Dicen, ¿por qué necesitamos ampliar el Comité Central (CC)? Pero, ¿no es evidente que necesitamos inyectar nueva sangre y nuevas fuerzas al CC del PCUS? Estamos envejeciendo y tarde o temprano moriremos, pero debemos pensar a manos de quién debemos dar esta antorcha de nuestra gran empresa, ¿quién la llevará adelante y alcanzará la meta del comunismo? Para esto necesitamos gente más joven con más energía, camaradas dedicados y líderes políticos. ¿Y qué significa criar a un líder político dedicado y devoto del Estado? Necesita diez, no, quince años para que podamos hablar de un líder estatal, capaz de continuar con esta antorcha.
Pero solo desear que esto suceda no es suficiente.
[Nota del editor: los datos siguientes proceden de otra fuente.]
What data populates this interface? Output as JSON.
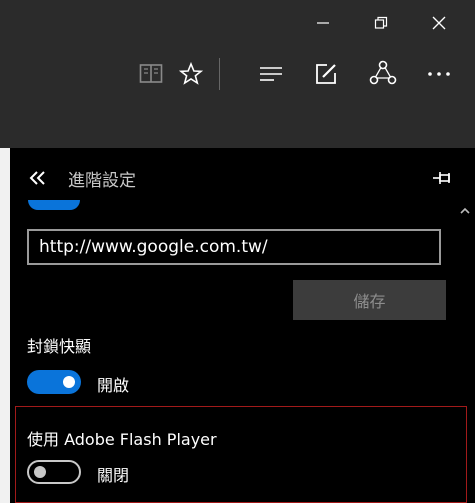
{
  "window": {
    "minimize_icon": "minimize-icon",
    "restore_icon": "restore-icon",
    "close_icon": "close-icon"
  },
  "toolbar": {
    "icons": [
      "reading-view-icon",
      "favorite-star-icon",
      "hub-icon",
      "web-note-icon",
      "share-icon",
      "more-icon"
    ]
  },
  "panel": {
    "back_icon": "double-chevron-left-icon",
    "title": "進階設定",
    "pin_icon": "pin-icon",
    "url_value": "http://www.google.com.tw/",
    "save_label": "儲存",
    "popup": {
      "label": "封鎖快顯",
      "state": "開啟",
      "on": true
    },
    "flash": {
      "label": "使用 Adobe Flash Player",
      "state": "關閉",
      "on": false
    }
  },
  "colors": {
    "accent": "#0a74da",
    "highlight": "#a21a1a",
    "chrome": "#2b2b2b",
    "panel": "#000000"
  }
}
Educar a tales nuevos cuadros requiere tiempo y participación en el gobierno cotidiano del Estado, aprender de los asuntos prácticos que abarcan toda la gama de planes de aparatos estatales y conceptos ideológicos que eleven a un nivel más alto la construcción de una sociedad socialista, así mismo los camaradas deben ser capaces de reconocer y luchar contra todo tipo de tendencias oportunistas. (...) ¿No es evidente que debemos elevar la importancia y el papel de nuestro partido y sus comités partidarios? ¿Podemos permitirnos no seguir el deseo de Lenin de mejorar el trabajo del partido constantemente?». (Iósif Vissariónovich Dzhugashvili, Stalin; Discurso en el Buró Político del Partido Comunista de la Unión Soviética, 16 de octubre de 1952)
Estas últimas declaraciones, meses antes de fallecer, refutan de un plumazo las hipótesis del señor Furr: a) tanto aquella que viene a especular −sin prueba alguna− que Stalin pensó algo así como disolver el Partido Bolchevique y regirse solamente por los soviets −como un vulgar anarquista−; b) aquella que sostiene que Stalin consideró que el partido en la etapa del socialismo debía de ser solo un mero «orientador ideológico-cultural», pero no inmiscuirse ni en la economía ni en la política −justo como teorizaban en aquel entonces los titoístas−; c) como también aquella hipótesis que plantea que Stalin deseó la creación de otros partidos y un multipartidismo en el socialismo −teoría política al gusto de maoístas y trotskistas−. En fin, elucubraciones sin fundamentar.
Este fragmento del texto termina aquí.